As begun in Highland Mercies, the previous book, the story now focuses on Abby’s children, as the post-World War II generation takes over from the previous one. Abby and Thaddeus are still around, but more in the background, and brother Daniel is soon removed from the scene. Much of this story revolves around Abby’s wayward younger son, Steve Waterbury. Now that Abby and her generation have their faith in God, the next generation must go through its struggles – and will Steve find his way back home?

The story is told in three sections: 1945 to 1946; 1946 to 195x; and from then to 1974 – but as with multi-generation stories, sometimes many years are skimmed over before more action occurs. Along the way the family lives through the turmoil of those years, including the Korean and Vietnam Wars.

The highlander ways have passed, as the first part of Highland Grace makes clear.
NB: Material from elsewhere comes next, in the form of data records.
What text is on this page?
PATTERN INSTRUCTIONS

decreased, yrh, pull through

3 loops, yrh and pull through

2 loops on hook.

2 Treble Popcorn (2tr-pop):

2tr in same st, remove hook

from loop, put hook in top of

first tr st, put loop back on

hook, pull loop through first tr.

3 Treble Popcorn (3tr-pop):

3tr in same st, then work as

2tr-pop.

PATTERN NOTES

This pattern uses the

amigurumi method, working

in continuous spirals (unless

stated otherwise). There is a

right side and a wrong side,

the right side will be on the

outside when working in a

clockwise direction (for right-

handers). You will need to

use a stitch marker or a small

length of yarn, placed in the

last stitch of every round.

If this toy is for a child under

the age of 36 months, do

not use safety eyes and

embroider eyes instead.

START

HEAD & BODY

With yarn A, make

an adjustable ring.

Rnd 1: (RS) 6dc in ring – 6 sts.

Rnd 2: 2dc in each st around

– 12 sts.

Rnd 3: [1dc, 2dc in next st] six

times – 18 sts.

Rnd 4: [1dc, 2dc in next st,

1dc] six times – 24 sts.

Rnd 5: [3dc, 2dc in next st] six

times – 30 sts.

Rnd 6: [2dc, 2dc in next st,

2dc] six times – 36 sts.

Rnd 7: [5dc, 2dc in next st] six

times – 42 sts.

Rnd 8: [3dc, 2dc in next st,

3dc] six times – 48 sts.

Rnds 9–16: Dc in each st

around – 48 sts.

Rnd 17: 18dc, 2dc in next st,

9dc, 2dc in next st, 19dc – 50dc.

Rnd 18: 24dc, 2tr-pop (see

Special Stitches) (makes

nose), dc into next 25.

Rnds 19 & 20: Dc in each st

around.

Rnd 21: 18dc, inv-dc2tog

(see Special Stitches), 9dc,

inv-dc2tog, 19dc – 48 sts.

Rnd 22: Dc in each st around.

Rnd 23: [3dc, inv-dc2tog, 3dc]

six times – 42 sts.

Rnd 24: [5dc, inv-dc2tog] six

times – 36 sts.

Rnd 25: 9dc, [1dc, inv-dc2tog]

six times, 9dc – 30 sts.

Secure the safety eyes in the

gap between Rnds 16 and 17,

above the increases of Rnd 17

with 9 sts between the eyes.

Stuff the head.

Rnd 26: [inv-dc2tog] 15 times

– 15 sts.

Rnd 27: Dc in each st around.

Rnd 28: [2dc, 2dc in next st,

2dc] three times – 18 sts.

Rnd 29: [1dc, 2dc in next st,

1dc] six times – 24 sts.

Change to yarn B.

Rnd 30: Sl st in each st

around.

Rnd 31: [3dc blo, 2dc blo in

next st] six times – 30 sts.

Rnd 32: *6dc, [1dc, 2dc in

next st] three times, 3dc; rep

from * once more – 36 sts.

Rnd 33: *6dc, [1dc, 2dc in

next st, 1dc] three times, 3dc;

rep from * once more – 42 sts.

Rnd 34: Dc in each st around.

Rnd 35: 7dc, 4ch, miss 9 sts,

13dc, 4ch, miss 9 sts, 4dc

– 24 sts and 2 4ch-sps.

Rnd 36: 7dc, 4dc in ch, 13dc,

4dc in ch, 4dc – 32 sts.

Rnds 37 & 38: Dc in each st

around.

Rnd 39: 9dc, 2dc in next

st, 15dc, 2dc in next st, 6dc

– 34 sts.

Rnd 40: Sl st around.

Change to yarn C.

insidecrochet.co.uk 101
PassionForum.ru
This first part concludes lingering plot elements from the first two books: the long-standing conflict with the Clack family; and Daniel’s vow to get back his family’s land (now lost over 30 years before). After a few interesting plot twists, those two problems are resolved, and the story can move forward. Much of the next two sections deal with a familiar story theme: sibling rivalry between two brothers, with an inferior-feeling younger brother envious of the older.

Still, it is interesting to follow the lives of these characters, much like a real family with many relationships to each other. Even another Clack character comes around to play the brief role of villain, in Jim Waterbury’s brother-in-law (his wife’s side of the family). It also is neat to see the story come up to the present, to fit the modern-day Lisa into the picture along with her early life in the 1970s.